In other business, the council:
◼planned a public hearing for the Groves Addition Assessment District on Tuesday, July 17, in council chambers. The council was asked to approve the resolutions so that assessments could be charged in the 2019 tax season, Paine added. Documents, he said, are being mailed to property owners for the sewer improvement work at a cost of $115,293. Assessments will include 16 lots owned by Russell Groves at $6,369 each; Grace Church tract at $10,099 and a portion of Hillsboro Development at $3,288, with one portion paid by the city at $10,000.
“The city’s portion is not in the resolution because we are participating rather than being assessed,” Paine said.
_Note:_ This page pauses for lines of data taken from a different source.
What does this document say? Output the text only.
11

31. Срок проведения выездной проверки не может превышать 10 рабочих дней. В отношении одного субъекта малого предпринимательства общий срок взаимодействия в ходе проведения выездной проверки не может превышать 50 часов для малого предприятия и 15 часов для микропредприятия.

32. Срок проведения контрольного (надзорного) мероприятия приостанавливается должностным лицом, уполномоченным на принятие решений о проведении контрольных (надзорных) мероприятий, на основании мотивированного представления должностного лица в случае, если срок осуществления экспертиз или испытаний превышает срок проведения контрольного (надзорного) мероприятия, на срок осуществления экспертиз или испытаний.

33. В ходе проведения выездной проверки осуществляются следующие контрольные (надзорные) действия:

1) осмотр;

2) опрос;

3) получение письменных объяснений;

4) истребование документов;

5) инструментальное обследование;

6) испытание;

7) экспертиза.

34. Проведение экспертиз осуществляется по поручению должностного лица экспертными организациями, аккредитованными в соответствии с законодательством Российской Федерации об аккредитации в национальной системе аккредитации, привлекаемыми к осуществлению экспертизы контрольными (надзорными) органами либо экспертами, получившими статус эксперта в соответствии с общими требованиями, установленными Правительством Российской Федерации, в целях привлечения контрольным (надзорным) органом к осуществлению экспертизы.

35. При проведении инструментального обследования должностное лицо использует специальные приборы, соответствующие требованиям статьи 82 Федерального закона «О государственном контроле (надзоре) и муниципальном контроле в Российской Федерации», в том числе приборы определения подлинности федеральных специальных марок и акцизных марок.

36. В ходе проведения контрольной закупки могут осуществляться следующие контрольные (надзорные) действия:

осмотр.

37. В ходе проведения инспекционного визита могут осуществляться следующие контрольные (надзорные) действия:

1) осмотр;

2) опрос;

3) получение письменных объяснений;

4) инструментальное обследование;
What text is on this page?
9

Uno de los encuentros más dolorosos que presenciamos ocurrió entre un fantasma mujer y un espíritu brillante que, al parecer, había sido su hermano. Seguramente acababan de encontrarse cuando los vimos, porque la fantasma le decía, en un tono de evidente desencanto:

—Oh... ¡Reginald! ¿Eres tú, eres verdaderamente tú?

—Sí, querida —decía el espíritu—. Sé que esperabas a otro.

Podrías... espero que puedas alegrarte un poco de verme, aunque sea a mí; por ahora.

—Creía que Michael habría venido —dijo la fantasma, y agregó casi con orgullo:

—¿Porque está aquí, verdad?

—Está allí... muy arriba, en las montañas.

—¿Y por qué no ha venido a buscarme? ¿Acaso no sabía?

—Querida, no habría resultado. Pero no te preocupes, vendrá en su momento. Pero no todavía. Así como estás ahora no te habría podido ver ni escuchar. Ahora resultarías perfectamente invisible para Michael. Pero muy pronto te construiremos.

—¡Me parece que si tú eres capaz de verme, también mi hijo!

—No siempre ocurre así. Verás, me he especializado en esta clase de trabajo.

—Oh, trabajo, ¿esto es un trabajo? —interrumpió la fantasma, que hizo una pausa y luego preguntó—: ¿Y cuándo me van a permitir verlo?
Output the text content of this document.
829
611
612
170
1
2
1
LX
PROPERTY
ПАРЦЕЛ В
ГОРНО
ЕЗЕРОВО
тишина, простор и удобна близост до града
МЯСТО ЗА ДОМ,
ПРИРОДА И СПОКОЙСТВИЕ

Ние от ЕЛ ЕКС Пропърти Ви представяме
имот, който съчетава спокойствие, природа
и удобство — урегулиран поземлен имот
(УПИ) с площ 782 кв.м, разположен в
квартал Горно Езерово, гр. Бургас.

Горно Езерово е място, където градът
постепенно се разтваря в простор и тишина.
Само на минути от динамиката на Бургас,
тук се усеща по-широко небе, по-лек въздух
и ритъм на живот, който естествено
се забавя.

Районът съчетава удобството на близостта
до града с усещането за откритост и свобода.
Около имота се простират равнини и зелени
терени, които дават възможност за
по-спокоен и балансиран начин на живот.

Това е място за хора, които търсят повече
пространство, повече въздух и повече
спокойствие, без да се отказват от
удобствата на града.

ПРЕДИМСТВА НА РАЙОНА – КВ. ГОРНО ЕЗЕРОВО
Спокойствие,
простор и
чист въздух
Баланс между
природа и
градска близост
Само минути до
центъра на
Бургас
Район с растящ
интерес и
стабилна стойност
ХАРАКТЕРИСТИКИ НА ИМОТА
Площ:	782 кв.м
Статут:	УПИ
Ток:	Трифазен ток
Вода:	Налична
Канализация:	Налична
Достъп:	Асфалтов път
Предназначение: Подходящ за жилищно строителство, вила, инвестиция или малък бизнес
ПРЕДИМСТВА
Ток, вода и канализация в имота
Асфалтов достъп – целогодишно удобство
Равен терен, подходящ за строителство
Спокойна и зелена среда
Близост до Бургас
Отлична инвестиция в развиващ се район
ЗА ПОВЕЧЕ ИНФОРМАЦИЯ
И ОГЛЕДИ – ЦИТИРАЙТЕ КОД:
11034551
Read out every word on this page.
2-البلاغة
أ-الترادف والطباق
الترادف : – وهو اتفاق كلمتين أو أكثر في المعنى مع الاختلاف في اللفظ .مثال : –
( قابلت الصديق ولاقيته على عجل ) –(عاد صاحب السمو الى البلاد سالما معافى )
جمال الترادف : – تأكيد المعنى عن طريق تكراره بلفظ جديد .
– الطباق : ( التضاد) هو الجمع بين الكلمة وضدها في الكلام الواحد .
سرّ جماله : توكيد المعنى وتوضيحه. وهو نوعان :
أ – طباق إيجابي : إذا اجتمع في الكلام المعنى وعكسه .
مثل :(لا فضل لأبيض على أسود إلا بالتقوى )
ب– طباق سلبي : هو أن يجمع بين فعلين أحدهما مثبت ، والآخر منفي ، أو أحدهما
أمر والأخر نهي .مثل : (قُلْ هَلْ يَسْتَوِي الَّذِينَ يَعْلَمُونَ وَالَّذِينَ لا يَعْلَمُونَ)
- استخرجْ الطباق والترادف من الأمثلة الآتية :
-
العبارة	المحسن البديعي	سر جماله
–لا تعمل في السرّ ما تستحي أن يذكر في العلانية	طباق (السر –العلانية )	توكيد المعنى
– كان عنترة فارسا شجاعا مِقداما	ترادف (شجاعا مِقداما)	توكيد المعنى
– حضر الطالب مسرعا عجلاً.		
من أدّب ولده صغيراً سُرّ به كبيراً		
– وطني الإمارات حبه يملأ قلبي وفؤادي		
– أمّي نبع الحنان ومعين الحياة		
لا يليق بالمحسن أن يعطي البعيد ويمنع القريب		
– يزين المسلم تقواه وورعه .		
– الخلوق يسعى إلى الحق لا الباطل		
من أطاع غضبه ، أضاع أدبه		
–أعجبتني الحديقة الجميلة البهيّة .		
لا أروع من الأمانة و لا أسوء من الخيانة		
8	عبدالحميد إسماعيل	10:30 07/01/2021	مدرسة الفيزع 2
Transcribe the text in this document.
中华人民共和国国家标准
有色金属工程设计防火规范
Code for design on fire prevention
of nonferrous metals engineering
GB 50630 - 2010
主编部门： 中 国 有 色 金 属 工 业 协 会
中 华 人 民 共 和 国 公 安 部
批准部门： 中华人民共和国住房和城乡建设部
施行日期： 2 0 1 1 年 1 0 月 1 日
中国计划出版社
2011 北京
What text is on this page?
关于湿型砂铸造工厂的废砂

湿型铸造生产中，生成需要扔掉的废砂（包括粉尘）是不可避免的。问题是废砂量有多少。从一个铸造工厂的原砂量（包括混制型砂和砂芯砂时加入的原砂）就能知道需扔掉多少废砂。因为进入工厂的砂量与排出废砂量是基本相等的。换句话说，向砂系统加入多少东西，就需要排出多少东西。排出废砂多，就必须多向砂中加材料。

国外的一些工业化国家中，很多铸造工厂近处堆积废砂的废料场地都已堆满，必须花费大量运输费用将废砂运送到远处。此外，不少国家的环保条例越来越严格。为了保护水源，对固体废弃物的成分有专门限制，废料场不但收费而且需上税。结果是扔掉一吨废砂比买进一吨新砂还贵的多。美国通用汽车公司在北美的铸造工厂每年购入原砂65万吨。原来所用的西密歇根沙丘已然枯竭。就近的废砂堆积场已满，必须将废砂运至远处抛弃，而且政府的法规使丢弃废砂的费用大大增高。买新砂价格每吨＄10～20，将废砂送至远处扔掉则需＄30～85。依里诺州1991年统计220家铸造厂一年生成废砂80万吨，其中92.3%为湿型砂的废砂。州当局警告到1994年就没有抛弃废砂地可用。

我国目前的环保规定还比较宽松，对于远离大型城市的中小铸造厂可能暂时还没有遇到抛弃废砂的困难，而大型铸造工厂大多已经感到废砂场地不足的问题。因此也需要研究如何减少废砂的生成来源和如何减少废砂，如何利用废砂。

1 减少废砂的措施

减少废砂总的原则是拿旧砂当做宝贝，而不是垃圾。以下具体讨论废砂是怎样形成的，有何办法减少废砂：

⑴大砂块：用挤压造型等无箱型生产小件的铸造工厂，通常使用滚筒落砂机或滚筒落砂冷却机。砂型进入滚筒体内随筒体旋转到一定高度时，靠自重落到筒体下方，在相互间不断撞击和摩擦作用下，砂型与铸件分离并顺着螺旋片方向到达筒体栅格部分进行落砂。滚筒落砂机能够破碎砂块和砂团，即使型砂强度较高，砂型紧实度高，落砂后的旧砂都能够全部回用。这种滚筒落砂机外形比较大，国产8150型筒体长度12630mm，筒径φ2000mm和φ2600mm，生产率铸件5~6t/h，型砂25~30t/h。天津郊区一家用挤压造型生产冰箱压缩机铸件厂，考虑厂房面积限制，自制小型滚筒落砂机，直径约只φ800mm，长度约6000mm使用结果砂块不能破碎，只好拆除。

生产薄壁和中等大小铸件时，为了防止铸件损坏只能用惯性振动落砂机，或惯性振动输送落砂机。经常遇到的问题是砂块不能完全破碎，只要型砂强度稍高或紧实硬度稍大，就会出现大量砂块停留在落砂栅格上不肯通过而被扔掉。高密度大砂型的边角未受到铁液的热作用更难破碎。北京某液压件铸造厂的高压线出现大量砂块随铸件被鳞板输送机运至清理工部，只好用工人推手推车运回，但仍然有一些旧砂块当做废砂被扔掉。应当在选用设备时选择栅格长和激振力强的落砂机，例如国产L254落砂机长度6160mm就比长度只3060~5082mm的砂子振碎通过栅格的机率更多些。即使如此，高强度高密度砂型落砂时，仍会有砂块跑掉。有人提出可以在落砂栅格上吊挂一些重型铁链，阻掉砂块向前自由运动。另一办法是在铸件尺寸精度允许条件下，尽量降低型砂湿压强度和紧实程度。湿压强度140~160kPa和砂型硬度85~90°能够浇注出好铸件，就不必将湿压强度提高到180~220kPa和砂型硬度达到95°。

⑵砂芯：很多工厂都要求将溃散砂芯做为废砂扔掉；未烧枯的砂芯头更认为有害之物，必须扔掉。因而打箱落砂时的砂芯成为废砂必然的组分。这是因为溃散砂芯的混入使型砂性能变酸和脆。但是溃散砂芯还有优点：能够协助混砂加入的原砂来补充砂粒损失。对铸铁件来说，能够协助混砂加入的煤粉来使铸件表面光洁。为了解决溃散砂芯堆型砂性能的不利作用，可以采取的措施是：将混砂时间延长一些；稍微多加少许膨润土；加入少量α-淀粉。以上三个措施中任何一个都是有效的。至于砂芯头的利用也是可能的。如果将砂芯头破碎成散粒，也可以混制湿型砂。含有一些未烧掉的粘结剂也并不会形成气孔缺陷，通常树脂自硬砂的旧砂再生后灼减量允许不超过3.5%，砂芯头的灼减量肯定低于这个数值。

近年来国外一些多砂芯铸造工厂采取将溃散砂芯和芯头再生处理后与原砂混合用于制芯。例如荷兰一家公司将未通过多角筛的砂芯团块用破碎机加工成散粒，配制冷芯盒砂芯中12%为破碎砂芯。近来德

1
◼heard from Darin Neufeld, EBH Engineering, who said bids were opened earlier on July 3 for two projects. The first was for D Street mill and overlay with the low bid from Pearson Construction at $455,670 to include 1.5 inches of mill and overlay starting at Prairie Point to and through Floral Drive intersection. The additional alternate bid of $46,095 would continue the mill and overlay from Floral to the Hillsboro Municipal Airport.
◼approved Hett Construction for D Street improvements on valley gutters at a cost of $53,450. Neufeld said that while not all are valley gutters, five cross street entrances needing concrete include the north side of Main Street; north side of Washington Street; halfway through both sides of Adams Street and Birchwood Apartments, where there is a big hole in the entrance needing to correct so drainage flows correctly.
◼reviewed and approved trash truck bid specifications to include truck having rear load with addition of side arm that will pick up poly-cart waste containers. The new trash truck would also have right- and left-hand drive, similar to mail vehicles. It would also have the capability of picking up curbside trash and recycling with automated equipment, needing only one operator rather than two. Thurston said he liked the idea of this new vehicle reducing labor and increasing efficiency.
“I am also excited about increasing recycling participation,” he said.
It was noted that Hutchinson is no longer paying for recycling, but Thurston said even so, the trash stays out of the landfill and the city isn’t paying more to dump it.
◼approved the mayor’s reappointment of Bob Dalke to the Hillsboro Housing Authority.
◼discussed issues with digger truck used for putting utility poles in the ground and problems with the hydraulics. Paine said the repair would be $16,000.
◼heard from Paine regarding customer service and the need to notify city customers when water is being shut off.
“When we don’t notify customers,” he said, “it makes their lives miserable.”